I thought times were tough for colleges and universities these days but I guess, as Humphrey Bogart said in “Casablanca,” I was misinformed.
For several weeks I’ve been reading about colleges and universities in Missouri scrambling to deal with anticipated cuts to their budgets. So, when I read that the University of Missouri will have to pay the Big 12 a $12.4 million fee to leave for the SEC, I assumed the folks at MU would howl in protest.
It turns out I was wrong, unless you consider a comment by Tim Hickman, Missouri’s associate director for operations, a howl of protest.
“I think it’s fair, it’s reasonable and consistent with what other teams that left our league have paid,” Hickman told the Kansas City Star. “We’re happy that it’s all finalized and ready to move on.”
Hickman’s department is going to lose $12.4 million and he’s happy? I’m not sure I understand.
Actually I do understand and, by the way, I don’t mean to pick on MU here. The MU athletic department has made it clear that it will absorb the $12.4 million loss and that it won’t impact the university’s overall budget. In other words, the athletic department isn’t going to be tapping into money earmarked for, say, the history department.
At a time when colleges and universities are raising tuition, hiking fees and contemplating laying off faculty and staff it just seems odd to me that someone could just shrug off the loss of $12.4 million. But, the MU athletic department (as well as most major college athletic departments) can do just that. And why can they do that? Simple. Major college athletics is big, big business. And why is that? Because of people like me.
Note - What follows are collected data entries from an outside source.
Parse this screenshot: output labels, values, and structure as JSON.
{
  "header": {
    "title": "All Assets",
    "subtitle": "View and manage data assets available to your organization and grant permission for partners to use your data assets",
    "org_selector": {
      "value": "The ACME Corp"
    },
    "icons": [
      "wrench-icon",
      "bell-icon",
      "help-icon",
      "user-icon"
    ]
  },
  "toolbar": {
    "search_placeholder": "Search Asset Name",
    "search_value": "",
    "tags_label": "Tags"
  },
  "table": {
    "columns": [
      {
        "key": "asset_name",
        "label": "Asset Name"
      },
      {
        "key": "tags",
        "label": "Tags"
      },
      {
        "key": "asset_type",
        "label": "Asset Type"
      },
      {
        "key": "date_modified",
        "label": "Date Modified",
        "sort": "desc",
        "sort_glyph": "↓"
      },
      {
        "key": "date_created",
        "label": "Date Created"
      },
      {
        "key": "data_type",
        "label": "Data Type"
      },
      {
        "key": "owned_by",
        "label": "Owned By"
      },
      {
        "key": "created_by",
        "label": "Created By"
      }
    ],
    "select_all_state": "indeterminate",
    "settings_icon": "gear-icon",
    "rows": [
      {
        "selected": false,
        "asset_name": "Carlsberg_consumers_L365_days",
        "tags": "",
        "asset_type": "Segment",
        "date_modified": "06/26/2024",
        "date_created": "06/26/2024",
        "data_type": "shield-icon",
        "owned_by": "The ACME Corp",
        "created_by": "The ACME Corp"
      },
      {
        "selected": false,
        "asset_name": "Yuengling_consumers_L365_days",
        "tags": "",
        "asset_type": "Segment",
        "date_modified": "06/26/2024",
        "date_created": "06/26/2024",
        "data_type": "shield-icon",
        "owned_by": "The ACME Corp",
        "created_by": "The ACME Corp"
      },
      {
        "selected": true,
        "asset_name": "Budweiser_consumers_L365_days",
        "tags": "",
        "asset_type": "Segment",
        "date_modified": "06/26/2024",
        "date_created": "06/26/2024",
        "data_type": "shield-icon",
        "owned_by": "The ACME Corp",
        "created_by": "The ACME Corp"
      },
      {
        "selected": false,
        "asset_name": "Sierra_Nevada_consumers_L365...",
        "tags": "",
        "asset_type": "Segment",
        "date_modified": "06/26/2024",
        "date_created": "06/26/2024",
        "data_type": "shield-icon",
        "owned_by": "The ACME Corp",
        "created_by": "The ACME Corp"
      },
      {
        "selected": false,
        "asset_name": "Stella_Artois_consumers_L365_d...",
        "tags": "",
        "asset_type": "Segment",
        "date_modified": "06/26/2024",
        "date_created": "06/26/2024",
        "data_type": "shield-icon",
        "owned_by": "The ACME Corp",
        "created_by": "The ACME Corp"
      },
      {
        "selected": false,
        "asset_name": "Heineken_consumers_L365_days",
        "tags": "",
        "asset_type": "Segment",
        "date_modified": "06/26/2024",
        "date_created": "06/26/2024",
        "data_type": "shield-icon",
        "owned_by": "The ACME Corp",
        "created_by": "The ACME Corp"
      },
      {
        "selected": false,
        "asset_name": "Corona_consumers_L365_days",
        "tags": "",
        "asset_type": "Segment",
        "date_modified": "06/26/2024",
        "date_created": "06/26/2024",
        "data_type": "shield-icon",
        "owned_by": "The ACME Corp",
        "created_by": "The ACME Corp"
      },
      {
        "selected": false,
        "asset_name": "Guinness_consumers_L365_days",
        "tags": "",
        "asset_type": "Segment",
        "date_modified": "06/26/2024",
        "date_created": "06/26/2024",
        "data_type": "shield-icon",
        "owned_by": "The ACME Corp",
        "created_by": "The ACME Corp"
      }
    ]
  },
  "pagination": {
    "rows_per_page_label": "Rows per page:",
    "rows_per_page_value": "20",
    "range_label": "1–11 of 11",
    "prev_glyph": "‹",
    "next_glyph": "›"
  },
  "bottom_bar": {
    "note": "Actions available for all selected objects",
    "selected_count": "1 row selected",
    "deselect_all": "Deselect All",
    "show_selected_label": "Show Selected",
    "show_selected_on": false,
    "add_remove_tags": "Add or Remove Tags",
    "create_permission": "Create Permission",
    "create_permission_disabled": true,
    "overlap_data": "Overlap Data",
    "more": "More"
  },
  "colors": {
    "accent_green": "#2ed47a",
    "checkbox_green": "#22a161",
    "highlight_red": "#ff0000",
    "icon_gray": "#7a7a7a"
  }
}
On Monday night I plopped down in front of the TV and watched the University of Kansas play basketball. On Tuesday night, I watched Kansas State University play basketball and on Wednesday night I watched MU play basketball. By the way, although I am first and foremost a KU fan, I also like MU. And after Frank Haith brought his MU team to Joplin to play Missouri Southern after the May 22 tornado, I will always have a soft spot in my heart for MU.
But, because I like to watch college sports, companies such as ESPN can justify sending huge piles of money to schools such as MU, KU and K-State.
While I’m not prepared to shell out the thousands of dollars it takes to buy season tickets, there are a lot of people who will do it. I’m also not prepared to make large donations to MU or KU’s athletic departments but, again, there are a lot of people who are.
That’s why Hickman can give the loss of $12.4 million the old ho-hum.
But I wonder what would happen if we could share some of the enthusiasm we show for college sports with academics. I wonder what would happen if, instead of state governors making those dumb bets with each other on sporting events — “If KU wins the Missouri governor will send the Kansas Governor 15 pounds of Gates barbecue ribs and if MU wins the Kansas governor will send the Missouri governor a bushel of wheat.” — the governors would bet on which state could raise the most money for academics?
We think nothing of shelling out big bucks each year for tickets to major college sporting events yet we balk at any talk of tax increases to fund education.
The NCAA basketball tournament starts in a couple of weeks. This year MU and KU have excellent teams and it’s possible one of them just might win the national championship, which would be pretty neat.
I just wonder what a national championship would mean to the members of the KU or MU faculty and staff who may get laid off?